Prices start at just £5995 for the Savvy Street, but the Style version on test, which receives alloy wheels, electric front windows and air conditioning is likely to be the bigger seller.
What’s it like?
This particular Malaysian tiger has always appeared sensible, never savvy. But despite their current line-up of Gen-2, Jumbuck and the extraordinarily ugly Impian, Proton have succeeded in creating a car that is more memorable than all three, while still majoring on value.
Compared to its siblings, it displays aesthetic flair. The stepped window-line may look slightly uncomfortable for a car so stubby, and the ‘sporty’ centrally positioned chrome exhaust should not be interpreted as promising performance - you will find yourself yielding on many a green light stampede.

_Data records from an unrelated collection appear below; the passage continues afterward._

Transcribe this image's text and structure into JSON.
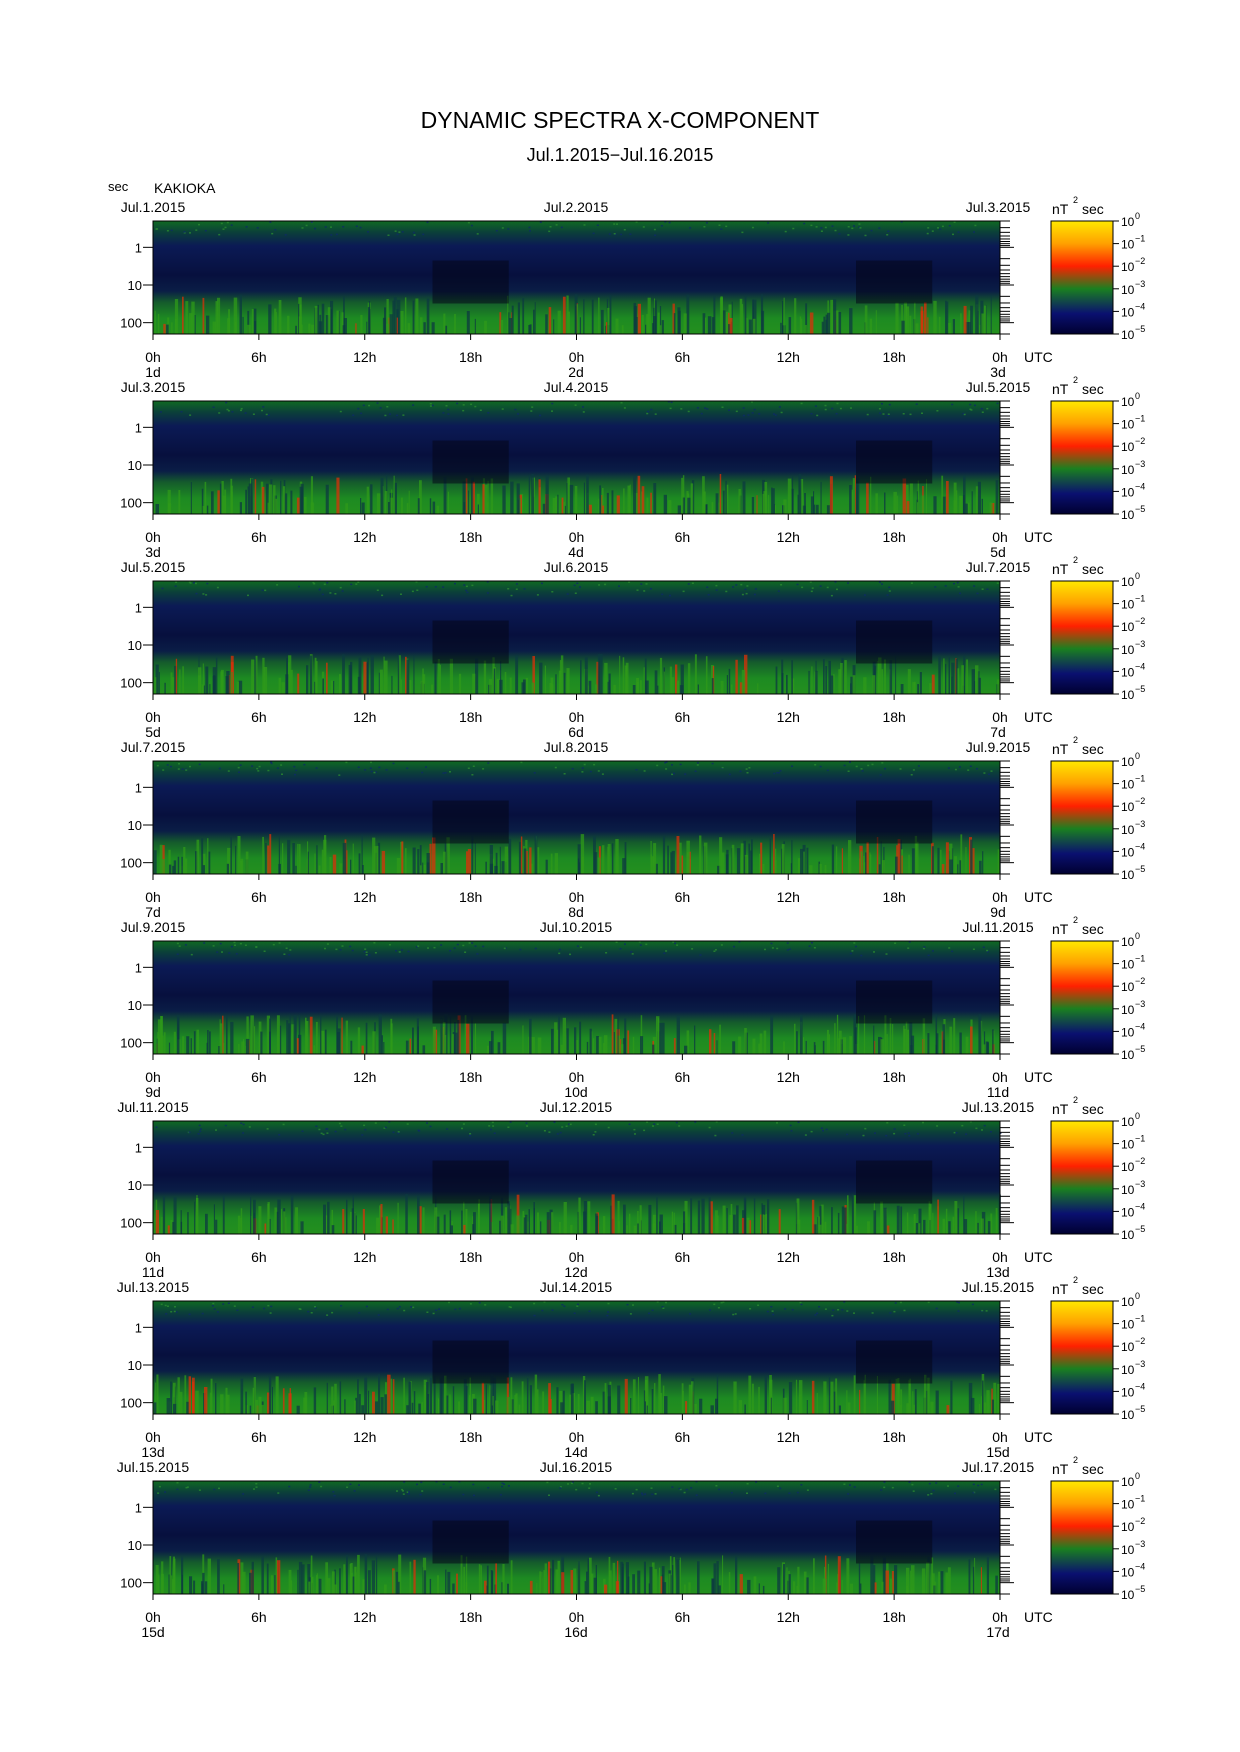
{
  "page": {
    "title": "DYNAMIC SPECTRA X-COMPONENT",
    "subtitle": "Jul.1.2015−Jul.16.2015",
    "y_unit_label": "sec",
    "station": "KAKIOKA",
    "time_unit_label": "UTC",
    "colorbar_unit_main": "nT",
    "colorbar_unit_exp": "2",
    "colorbar_unit_tail": "sec"
  },
  "chart_data": {
    "type": "heatmap",
    "title": "DYNAMIC SPECTRA X-COMPONENT",
    "subtitle": "Jul.1.2015−Jul.16.2015",
    "ylabel": "sec",
    "y_scale": "log",
    "y_axis_reversed": true,
    "y_range_sec": [
      0.2,
      200
    ],
    "y_tick_labels": [
      "1",
      "10",
      "100"
    ],
    "x_tick_labels": [
      "0h",
      "6h",
      "12h",
      "18h",
      "0h",
      "6h",
      "12h",
      "18h",
      "0h"
    ],
    "colorbar": {
      "unit": "nT²sec",
      "scale": "log",
      "range": [
        1e-05,
        1
      ],
      "tick_labels": [
        {
          "base": "10",
          "exp": "0"
        },
        {
          "base": "10",
          "exp": "−1"
        },
        {
          "base": "10",
          "exp": "−2"
        },
        {
          "base": "10",
          "exp": "−3"
        },
        {
          "base": "10",
          "exp": "−4"
        },
        {
          "base": "10",
          "exp": "−5"
        }
      ],
      "colors": [
        "#000030",
        "#0a1070",
        "#1a8020",
        "#ff2000",
        "#ffa000",
        "#ffe800"
      ]
    },
    "panels": [
      {
        "date_left": "Jul.1.2015",
        "date_mid": "Jul.2.2015",
        "date_right": "Jul.3.2015",
        "day_left": "1d",
        "day_mid": "2d",
        "day_right": "3d"
      },
      {
        "date_left": "Jul.3.2015",
        "date_mid": "Jul.4.2015",
        "date_right": "Jul.5.2015",
        "day_left": "3d",
        "day_mid": "4d",
        "day_right": "5d"
      },
      {
        "date_left": "Jul.5.2015",
        "date_mid": "Jul.6.2015",
        "date_right": "Jul.7.2015",
        "day_left": "5d",
        "day_mid": "6d",
        "day_right": "7d"
      },
      {
        "date_left": "Jul.7.2015",
        "date_mid": "Jul.8.2015",
        "date_right": "Jul.9.2015",
        "day_left": "7d",
        "day_mid": "8d",
        "day_right": "9d"
      },
      {
        "date_left": "Jul.9.2015",
        "date_mid": "Jul.10.2015",
        "date_right": "Jul.11.2015",
        "day_left": "9d",
        "day_mid": "10d",
        "day_right": "11d"
      },
      {
        "date_left": "Jul.11.2015",
        "date_mid": "Jul.12.2015",
        "date_right": "Jul.13.2015",
        "day_left": "11d",
        "day_mid": "12d",
        "day_right": "13d"
      },
      {
        "date_left": "Jul.13.2015",
        "date_mid": "Jul.14.2015",
        "date_right": "Jul.15.2015",
        "day_left": "13d",
        "day_mid": "14d",
        "day_right": "15d"
      },
      {
        "date_left": "Jul.15.2015",
        "date_mid": "Jul.16.2015",
        "date_right": "Jul.17.2015",
        "day_left": "15d",
        "day_mid": "16d",
        "day_right": "17d"
      }
    ]
  }
}
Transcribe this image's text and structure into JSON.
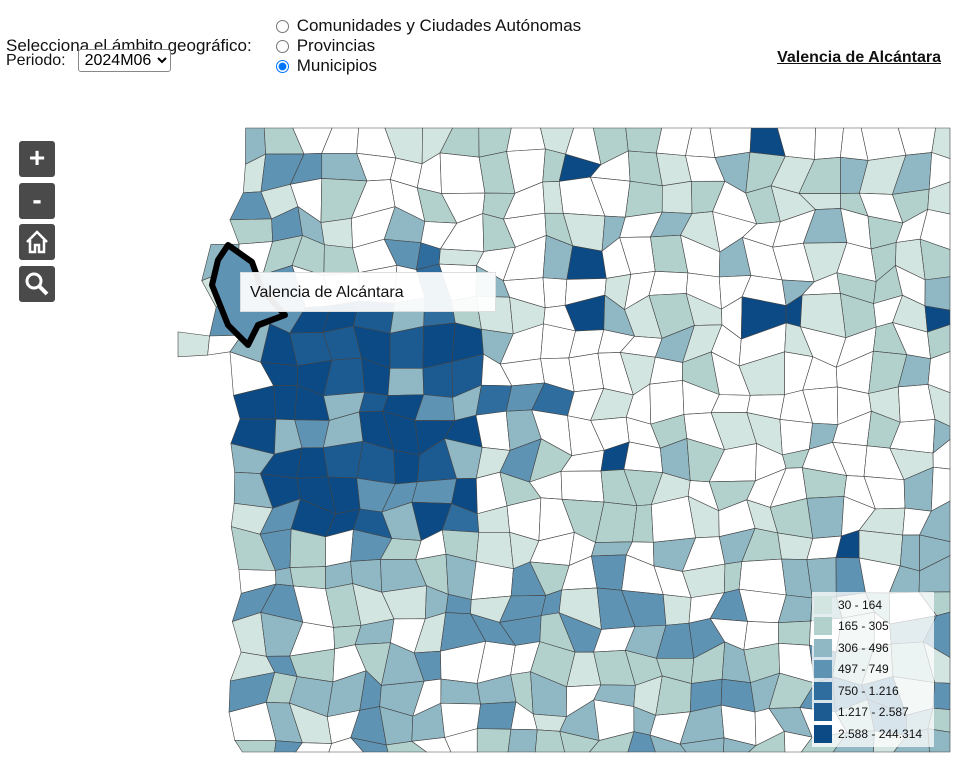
{
  "header": {
    "scope_label": "Selecciona el ámbito geográfico:",
    "options": [
      "Comunidades y Ciudades Autónomas",
      "Provincias",
      "Municipios"
    ],
    "selected_option": 2,
    "period_label": "Periodo:",
    "period_value": "2024M06",
    "selected_place": "Valencia de Alcántara"
  },
  "map": {
    "controls": [
      "+",
      "-"
    ],
    "tooltip": "Valencia de Alcántara",
    "legend": [
      {
        "range": "30 - 164",
        "color": "#d3e5e0"
      },
      {
        "range": "165 - 305",
        "color": "#b2d1cd"
      },
      {
        "range": "306 - 496",
        "color": "#8fb7c4"
      },
      {
        "range": "497 - 749",
        "color": "#5f93b4"
      },
      {
        "range": "750 - 1.216",
        "color": "#2f6d9f"
      },
      {
        "range": "1.217 - 2.587",
        "color": "#1c5b92"
      },
      {
        "range": "2.588 - 244.314",
        "color": "#0b4a84"
      }
    ]
  }
}
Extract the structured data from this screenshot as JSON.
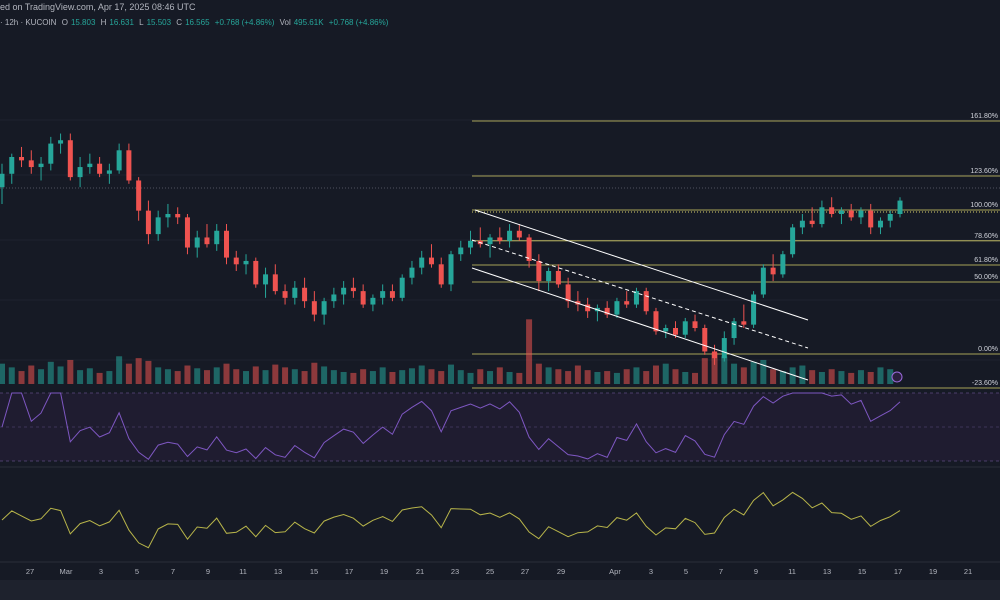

The 1.2-litre unit’s power delivery is linear and offers 13bhp more than Kia's identically priced Picanto 1.1LX. Harsh vocals accompany you right up to the 6100rpm redline, and the intrusive boom period encroaching 5500rpm encourages you to prematurely acquaint yourself with a ‘box that feels both sloppy and stodgy.
Interior space is larger than the Picanto, but refinement is disappointing. There is a confusing use of interior plastics: the black plastic centre console doesn’t fuse too politely with cream A-pillars nor the grey, hollow two-piece slab plastic lining the interior doors. The three-spoke steering wheel, complete with TT-mimicking aluminium ringlet, is similarly low-rent.
The lack of reach and rack movement is likely to impede taller drivers' view of the top of the day-glow yellow dials. The car's manual and handbrake lever gaiter are tailored out of that '80s vinyl plastic which feels worse than it looks, and the glovebox on our car didn’t sit flush to its mountings. Not having a key-operated boot release is an oversight.
But it’s not all bad. Despite not making the usual claims about an umbilical attachment to Lotus, the ride is firm but comfortable, coping well with pot-holes, grids and other road litter - although vague steering inhibits the experience from being fun. The rear seats offer impressive space and all-round visibility is good, which compensates for the standard but useless rear-parking sensors.
Should I buy one?
The Savvy is a positive move for Proton. But as a new supermini, it doesn't offer anything different. It’s a cheap way to get on the road, especially with Proton’s extensive warranty and finance packages, but the car lacks polish and the brand lacks credibility.